In the past, Fish and Game had quotas set on the number of wolves allowed to be hunted, according to the Center for Biological Diversity.
“In previous years the quota had been set at about 20% of the population estimate, and sometimes significantly lower than that due to conservation concern for the population,” the Center for Biological Diversity said in the statement. “The Tongass Land Management Plan directs the U.S. Forest Service to ‘assist in managing legal and illegal wolf mortality rates to within sustainable levels’ and to ‘develop and implement a wolf habitat management program in conjunction with’ the Alaska Department of Fish and Game. The Forest Service finalized that plan in 2017.”
If the quota had been in place during the 2019-2020 season, only 34 wolves would have been killed, rather than the reported 165, according to the group.
The trapping season was two months long, and the number of trappers more than doubled during the season, according to Fish and Game.
“With the trapping season open for only two of the four and a half months allowed under regulation, we believe the unusually high harvest resulted from this apparent doubling of the normal trapping effort,” said Tom Schumacher, regional supervisor for the Southeast Region of Wildlife Conservation.
Defenders of Wildlife, the Center for Biological Diversity and the Southeast Alaska Conservation Council are asking the Forest Service to implement the Wolf Habitat Management Program to help protect the wolf population from other unprecedented trapping seasons.

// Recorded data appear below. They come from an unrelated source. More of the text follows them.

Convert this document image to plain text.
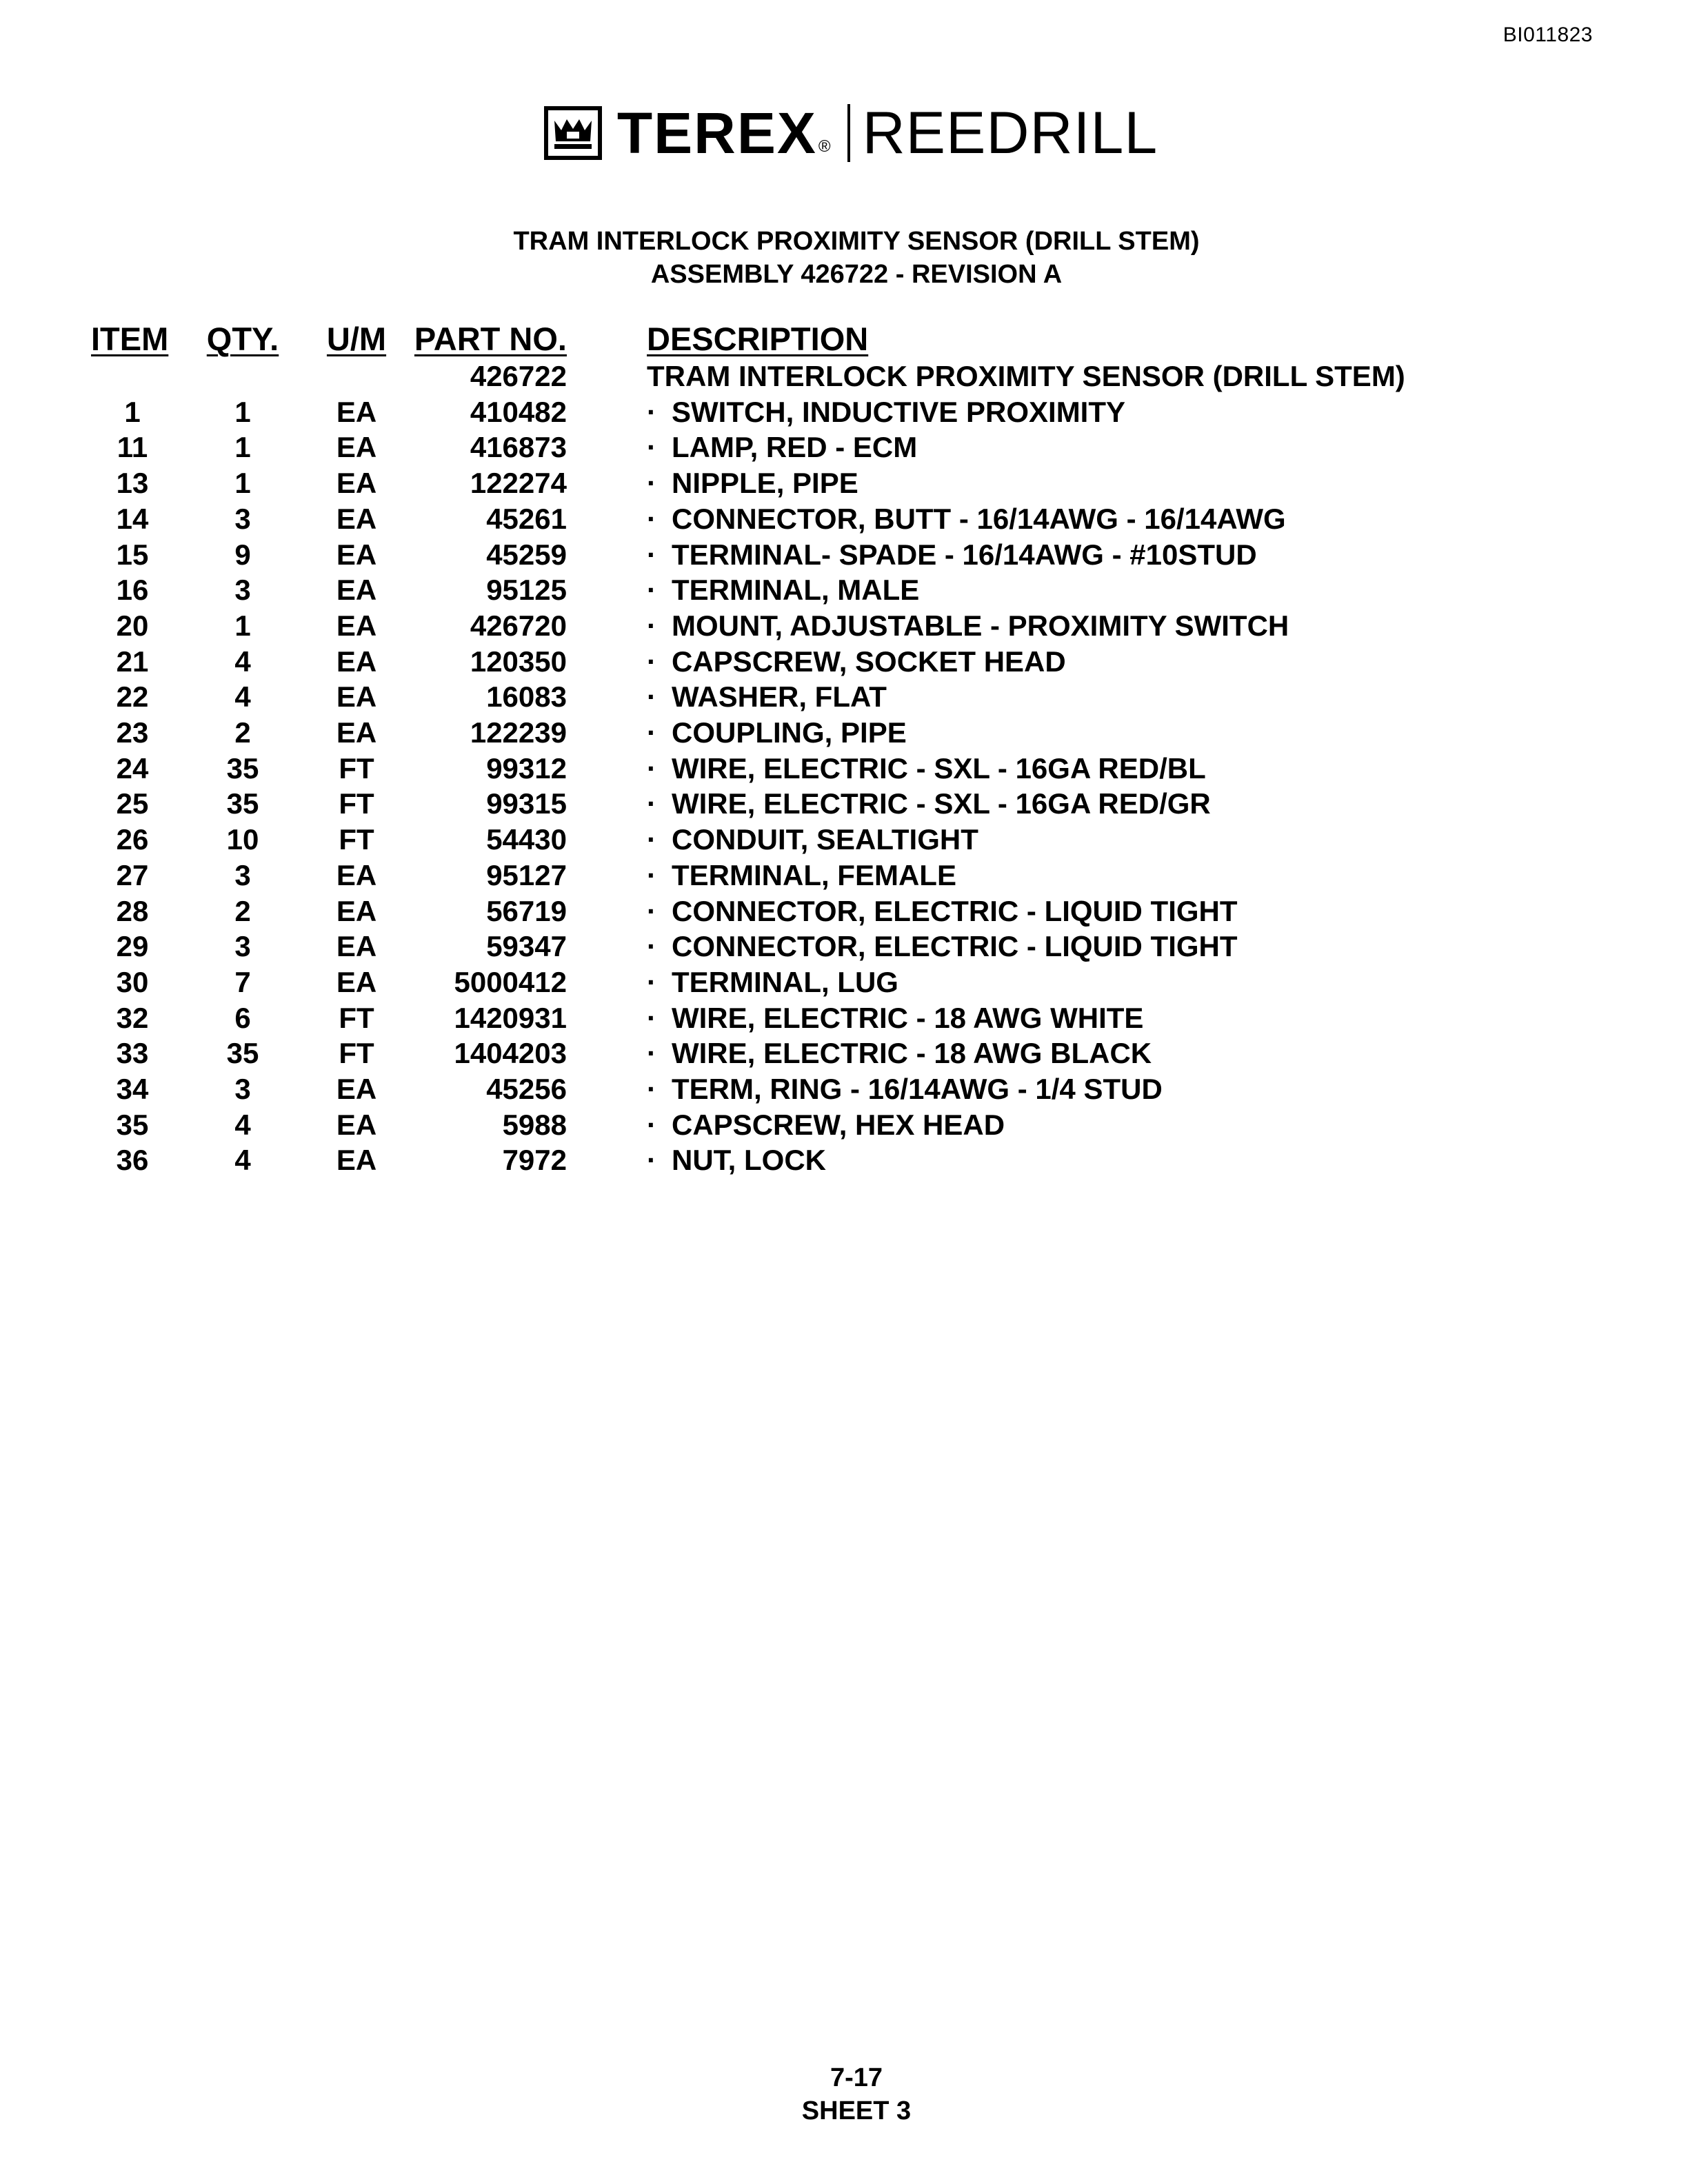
BI011823
TEREX ® REEDRILL
TRAM INTERLOCK PROXIMITY SENSOR (DRILL STEM)
ASSEMBLY 426722 - REVISION A
ITEM	QTY.	U/M	PART NO.	DESCRIPTION
			426722	TRAM INTERLOCK PROXIMITY SENSOR (DRILL STEM)
1	1	EA	410482	· SWITCH, INDUCTIVE PROXIMITY
11	1	EA	416873	· LAMP, RED - ECM
13	1	EA	122274	· NIPPLE, PIPE
14	3	EA	45261	· CONNECTOR, BUTT - 16/14AWG - 16/14AWG
15	9	EA	45259	· TERMINAL- SPADE - 16/14AWG - #10STUD
16	3	EA	95125	· TERMINAL, MALE
20	1	EA	426720	· MOUNT, ADJUSTABLE - PROXIMITY SWITCH
21	4	EA	120350	· CAPSCREW, SOCKET HEAD
22	4	EA	16083	· WASHER, FLAT
23	2	EA	122239	· COUPLING, PIPE
24	35	FT	99312	· WIRE, ELECTRIC - SXL - 16GA RED/BL
25	35	FT	99315	· WIRE, ELECTRIC - SXL - 16GA RED/GR
26	10	FT	54430	· CONDUIT, SEALTIGHT
27	3	EA	95127	· TERMINAL, FEMALE
28	2	EA	56719	· CONNECTOR, ELECTRIC - LIQUID TIGHT
29	3	EA	59347	· CONNECTOR, ELECTRIC - LIQUID TIGHT
30	7	EA	5000412	· TERMINAL, LUG
32	6	FT	1420931	· WIRE, ELECTRIC - 18 AWG WHITE
33	35	FT	1404203	· WIRE, ELECTRIC - 18 AWG BLACK
34	3	EA	45256	· TERM, RING - 16/14AWG - 1/4 STUD
35	4	EA	5988	· CAPSCREW, HEX HEAD
36	4	EA	7972	· NUT, LOCK
7-17
SHEET 3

The plan would add quota managements, incorporating human-caused mortality rates in creating the harvest quotas, monitoring the wolf population and prioritizing and increasing wolf trapping season patrols, according to the statement.
“The unprecedented killing of these imperiled wolves is an appalling and completely predictable result of reckless mismanagement,” Shaye Wolf, a scientist at the Center for Biological Diversity, said in a statement. “It’s difficult to see how state and federal officials can allow hunting and trapping next season without completely wiping out these wolves. They have a duty to protect these beautiful animals from extinction.”